With both of these approaches, figuring out how to properly clean up the created resources is complicated. Sometimes you can just wipe your database back to pristine condition but we often see people trying to piecemeal delete individual resources that were created, or undo the side effects of a test so they can run it again. If you can’t wipe and reset your whole QA database to a known state it’s impossible to have any real trust in your test suite.
So what is the right thing to do? There are probably a few valid approaches you could take but some key things you should be doing are:
- Manage your seeds with code – We have different scripts to create each type of account/resource for the various scenarios we need to test. These scripts run against a clean database and create all the necessary database entities. If we want to enable more concurrency, it’s easy to change some values to say generate 50 accounts of a particular type instead of 10. For us this process takes about 30 minutes so we dump the full database state to a
.sql.gzfile at the end of it, ready to be restored quickly. - Reset your QA environment to a pristine state before running any tests – Running
pg_restore, using your cloud provider’s database snapshots, or directly running your seed creation scripts against a fresh database are some ways to do this. The most important thing is that this happens immediately before executing any of your tests, in order to give confidence that any issues are not a result of an improper state.

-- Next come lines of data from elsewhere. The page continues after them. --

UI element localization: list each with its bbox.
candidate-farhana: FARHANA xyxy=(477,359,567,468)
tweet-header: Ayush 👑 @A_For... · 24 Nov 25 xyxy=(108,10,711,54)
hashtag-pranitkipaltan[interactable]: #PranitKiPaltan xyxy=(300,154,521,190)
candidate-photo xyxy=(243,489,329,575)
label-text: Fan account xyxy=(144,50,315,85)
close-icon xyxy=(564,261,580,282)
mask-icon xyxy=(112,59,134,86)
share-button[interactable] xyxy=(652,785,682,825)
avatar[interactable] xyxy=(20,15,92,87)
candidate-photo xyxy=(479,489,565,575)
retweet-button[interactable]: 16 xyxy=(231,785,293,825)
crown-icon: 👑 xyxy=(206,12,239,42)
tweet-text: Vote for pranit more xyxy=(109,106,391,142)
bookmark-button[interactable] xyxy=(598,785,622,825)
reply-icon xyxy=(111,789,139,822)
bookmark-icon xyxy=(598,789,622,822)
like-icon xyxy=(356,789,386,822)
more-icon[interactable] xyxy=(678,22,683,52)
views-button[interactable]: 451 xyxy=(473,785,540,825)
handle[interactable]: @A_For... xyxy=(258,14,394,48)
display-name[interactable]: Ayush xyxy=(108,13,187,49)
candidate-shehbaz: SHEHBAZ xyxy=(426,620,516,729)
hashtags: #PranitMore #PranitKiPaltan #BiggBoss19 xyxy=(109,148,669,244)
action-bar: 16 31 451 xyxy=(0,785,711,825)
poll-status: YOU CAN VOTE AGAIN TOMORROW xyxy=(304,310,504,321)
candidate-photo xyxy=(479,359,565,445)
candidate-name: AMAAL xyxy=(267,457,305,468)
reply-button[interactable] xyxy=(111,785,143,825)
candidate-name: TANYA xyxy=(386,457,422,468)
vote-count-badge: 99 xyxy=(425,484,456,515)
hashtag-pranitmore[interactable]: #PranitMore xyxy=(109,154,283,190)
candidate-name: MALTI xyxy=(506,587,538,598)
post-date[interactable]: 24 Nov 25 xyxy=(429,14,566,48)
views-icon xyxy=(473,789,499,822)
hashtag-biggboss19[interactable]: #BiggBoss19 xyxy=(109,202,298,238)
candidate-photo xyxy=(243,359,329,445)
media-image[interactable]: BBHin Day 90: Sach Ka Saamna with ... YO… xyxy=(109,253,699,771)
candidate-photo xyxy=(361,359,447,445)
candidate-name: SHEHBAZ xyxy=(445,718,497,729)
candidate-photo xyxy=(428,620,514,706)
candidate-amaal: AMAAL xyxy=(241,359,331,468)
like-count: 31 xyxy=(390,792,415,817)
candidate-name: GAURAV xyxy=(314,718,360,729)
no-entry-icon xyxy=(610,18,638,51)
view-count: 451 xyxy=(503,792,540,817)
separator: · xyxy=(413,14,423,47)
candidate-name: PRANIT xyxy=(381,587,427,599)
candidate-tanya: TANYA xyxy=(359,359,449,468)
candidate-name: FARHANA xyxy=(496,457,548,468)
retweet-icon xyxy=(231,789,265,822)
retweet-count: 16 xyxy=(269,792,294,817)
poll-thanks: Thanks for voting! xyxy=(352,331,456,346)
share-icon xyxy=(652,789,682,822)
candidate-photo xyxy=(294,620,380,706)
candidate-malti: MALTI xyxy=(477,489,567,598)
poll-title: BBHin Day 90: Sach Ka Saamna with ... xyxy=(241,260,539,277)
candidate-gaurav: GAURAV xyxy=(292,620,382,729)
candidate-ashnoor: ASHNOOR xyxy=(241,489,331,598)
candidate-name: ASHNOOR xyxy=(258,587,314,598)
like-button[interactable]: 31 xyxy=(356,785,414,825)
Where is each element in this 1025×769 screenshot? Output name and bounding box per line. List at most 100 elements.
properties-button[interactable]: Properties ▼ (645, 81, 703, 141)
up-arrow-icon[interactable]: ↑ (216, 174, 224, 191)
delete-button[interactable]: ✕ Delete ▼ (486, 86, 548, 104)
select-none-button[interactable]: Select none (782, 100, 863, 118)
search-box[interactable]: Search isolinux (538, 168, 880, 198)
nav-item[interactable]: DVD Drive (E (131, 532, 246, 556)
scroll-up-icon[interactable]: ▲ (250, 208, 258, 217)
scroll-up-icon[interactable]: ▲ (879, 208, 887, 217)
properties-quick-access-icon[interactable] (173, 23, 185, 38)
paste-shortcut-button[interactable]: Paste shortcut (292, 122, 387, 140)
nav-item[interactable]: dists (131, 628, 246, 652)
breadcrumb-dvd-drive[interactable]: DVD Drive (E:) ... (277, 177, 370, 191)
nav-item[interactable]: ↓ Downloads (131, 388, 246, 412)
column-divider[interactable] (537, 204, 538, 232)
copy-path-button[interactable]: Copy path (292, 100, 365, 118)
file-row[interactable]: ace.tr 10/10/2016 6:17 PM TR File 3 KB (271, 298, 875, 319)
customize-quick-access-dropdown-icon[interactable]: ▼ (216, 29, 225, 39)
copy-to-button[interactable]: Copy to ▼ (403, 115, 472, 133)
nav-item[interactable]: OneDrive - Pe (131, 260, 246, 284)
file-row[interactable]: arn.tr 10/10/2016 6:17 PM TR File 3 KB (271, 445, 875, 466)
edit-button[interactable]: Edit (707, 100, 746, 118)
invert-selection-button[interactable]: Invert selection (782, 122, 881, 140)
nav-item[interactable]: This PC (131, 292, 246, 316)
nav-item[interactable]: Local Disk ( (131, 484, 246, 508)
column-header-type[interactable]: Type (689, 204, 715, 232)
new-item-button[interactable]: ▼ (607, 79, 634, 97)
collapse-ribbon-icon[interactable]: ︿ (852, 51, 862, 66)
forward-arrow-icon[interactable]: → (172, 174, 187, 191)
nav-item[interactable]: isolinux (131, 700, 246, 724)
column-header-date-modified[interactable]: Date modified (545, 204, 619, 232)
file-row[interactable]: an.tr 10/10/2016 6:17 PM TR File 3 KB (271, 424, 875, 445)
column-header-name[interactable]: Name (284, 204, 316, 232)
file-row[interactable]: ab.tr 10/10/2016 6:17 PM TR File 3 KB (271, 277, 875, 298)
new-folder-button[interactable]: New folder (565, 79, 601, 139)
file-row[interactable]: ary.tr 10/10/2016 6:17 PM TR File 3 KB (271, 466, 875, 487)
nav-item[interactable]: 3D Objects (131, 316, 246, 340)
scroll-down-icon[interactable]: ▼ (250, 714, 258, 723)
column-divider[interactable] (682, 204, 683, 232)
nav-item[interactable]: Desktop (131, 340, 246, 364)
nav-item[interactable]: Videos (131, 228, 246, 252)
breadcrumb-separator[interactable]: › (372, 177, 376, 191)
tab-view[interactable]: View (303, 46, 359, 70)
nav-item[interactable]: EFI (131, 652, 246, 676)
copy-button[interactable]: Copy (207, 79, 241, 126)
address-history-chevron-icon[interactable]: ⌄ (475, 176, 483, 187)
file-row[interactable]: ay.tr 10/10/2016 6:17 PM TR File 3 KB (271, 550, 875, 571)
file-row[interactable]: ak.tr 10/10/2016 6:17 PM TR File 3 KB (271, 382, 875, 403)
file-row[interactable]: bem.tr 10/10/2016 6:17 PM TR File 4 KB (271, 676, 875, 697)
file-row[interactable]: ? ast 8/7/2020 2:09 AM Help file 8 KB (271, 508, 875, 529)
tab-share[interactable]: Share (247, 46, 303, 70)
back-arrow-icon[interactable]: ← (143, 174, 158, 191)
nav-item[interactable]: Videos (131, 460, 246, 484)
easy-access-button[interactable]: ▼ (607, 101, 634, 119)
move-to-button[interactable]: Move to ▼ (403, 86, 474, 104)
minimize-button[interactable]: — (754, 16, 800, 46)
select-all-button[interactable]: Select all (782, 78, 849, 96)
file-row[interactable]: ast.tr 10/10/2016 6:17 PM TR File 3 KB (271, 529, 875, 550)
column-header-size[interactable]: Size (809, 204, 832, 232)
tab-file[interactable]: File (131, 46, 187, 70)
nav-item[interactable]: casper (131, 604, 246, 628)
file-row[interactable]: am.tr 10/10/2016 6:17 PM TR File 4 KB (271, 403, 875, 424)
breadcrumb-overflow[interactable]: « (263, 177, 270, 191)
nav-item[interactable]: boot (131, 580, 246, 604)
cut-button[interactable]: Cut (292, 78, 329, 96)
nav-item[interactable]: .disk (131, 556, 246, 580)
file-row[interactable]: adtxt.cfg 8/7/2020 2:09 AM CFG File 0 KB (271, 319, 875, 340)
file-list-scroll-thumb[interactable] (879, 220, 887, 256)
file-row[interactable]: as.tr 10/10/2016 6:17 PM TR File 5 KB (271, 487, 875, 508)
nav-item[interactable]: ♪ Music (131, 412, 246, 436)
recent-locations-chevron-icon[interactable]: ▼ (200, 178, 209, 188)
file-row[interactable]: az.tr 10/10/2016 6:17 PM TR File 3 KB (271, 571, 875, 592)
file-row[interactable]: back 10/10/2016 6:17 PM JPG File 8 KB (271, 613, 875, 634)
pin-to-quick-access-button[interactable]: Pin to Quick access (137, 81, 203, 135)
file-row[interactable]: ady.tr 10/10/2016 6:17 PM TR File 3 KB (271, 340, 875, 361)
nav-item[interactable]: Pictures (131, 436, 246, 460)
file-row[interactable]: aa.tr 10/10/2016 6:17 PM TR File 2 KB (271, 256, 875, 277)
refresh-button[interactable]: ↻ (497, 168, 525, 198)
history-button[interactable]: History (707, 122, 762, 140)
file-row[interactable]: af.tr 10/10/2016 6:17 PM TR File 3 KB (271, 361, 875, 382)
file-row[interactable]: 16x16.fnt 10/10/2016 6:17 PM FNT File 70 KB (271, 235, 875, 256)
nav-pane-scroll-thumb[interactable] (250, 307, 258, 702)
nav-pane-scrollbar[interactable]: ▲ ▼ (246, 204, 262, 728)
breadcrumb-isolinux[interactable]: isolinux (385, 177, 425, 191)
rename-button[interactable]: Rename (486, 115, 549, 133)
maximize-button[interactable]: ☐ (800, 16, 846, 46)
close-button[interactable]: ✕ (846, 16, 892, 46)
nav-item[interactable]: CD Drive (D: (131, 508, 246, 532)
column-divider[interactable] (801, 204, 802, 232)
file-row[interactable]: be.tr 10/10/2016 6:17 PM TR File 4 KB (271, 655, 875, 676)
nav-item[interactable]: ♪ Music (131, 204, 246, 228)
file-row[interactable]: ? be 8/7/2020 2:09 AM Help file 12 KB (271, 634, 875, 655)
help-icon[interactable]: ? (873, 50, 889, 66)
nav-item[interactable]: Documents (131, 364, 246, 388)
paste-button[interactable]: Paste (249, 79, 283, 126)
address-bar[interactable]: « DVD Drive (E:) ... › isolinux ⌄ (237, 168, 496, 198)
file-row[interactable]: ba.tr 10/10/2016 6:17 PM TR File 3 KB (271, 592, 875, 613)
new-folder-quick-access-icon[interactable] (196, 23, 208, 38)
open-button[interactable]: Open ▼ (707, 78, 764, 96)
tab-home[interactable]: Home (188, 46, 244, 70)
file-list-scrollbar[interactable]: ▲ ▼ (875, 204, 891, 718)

And if you want to be even better:
- Make your database reset easy – We have an internal service that listens for a webhook sent from our testing platform telling us that our test suite is about to run. It quickly resets the database before signalling that the run should proceed.

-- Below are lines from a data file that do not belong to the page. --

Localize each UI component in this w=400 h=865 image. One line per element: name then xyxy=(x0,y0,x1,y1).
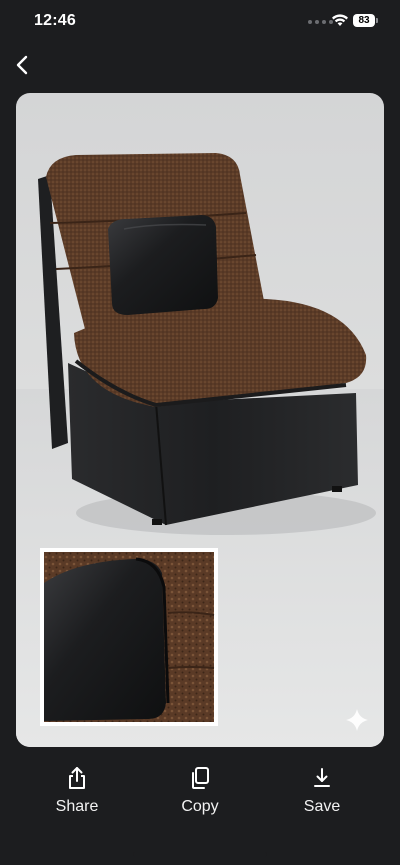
action-bar: Share Copy Save xyxy=(0,764,400,824)
battery-icon: 83 xyxy=(353,14,375,27)
download-icon xyxy=(314,768,330,787)
save-label: Save xyxy=(303,798,341,815)
product-photo[interactable] xyxy=(16,93,384,747)
back-button[interactable] xyxy=(10,52,36,78)
chevron-left-icon xyxy=(16,55,28,75)
status-time: 12:46 xyxy=(34,12,76,29)
wifi-icon xyxy=(332,14,348,26)
copy-label: Copy xyxy=(181,798,219,815)
copy-button[interactable]: Copy xyxy=(155,764,245,816)
home-indicator xyxy=(133,852,267,857)
status-bar: 12:46 83 xyxy=(0,0,400,44)
share-label: Share xyxy=(55,798,99,815)
copy-icon xyxy=(192,767,209,789)
signal-dots-icon xyxy=(308,20,333,24)
share-button[interactable]: Share xyxy=(32,764,122,816)
detail-inset[interactable] xyxy=(40,548,218,726)
battery-tip xyxy=(376,18,378,23)
save-button[interactable]: Save xyxy=(277,764,367,816)
share-icon xyxy=(69,767,85,789)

- For some external dependencies, we also run a few scripts after restoring the database to reset these 3rd-party resources to a clean state. This covers things like clearing search indexes, removing 3rd-party OAuth authorizations, or fixing up Stripe subscription dates.
- Make adding seeds easy – Sometimes writing the code to create an account in the right state is difficult. Maybe it has assets (e.g. S3 resources) that need to be uploaded and associated with it. One way you can make this a little easier is to create some helper scripts that can use your public API to pull the relationships and assets out of an existing account and turn it into code that you can then run from a clean slate.
This approach has worked well for us, enabling us to run our suite of ~200+ end-to-end tests in under ~15 minutes. At this speed, it’s a no-brainer to run the whole test suite as a gate in our CI/CD pipeline, and the confidence it gives when releasing new functionality is priceless.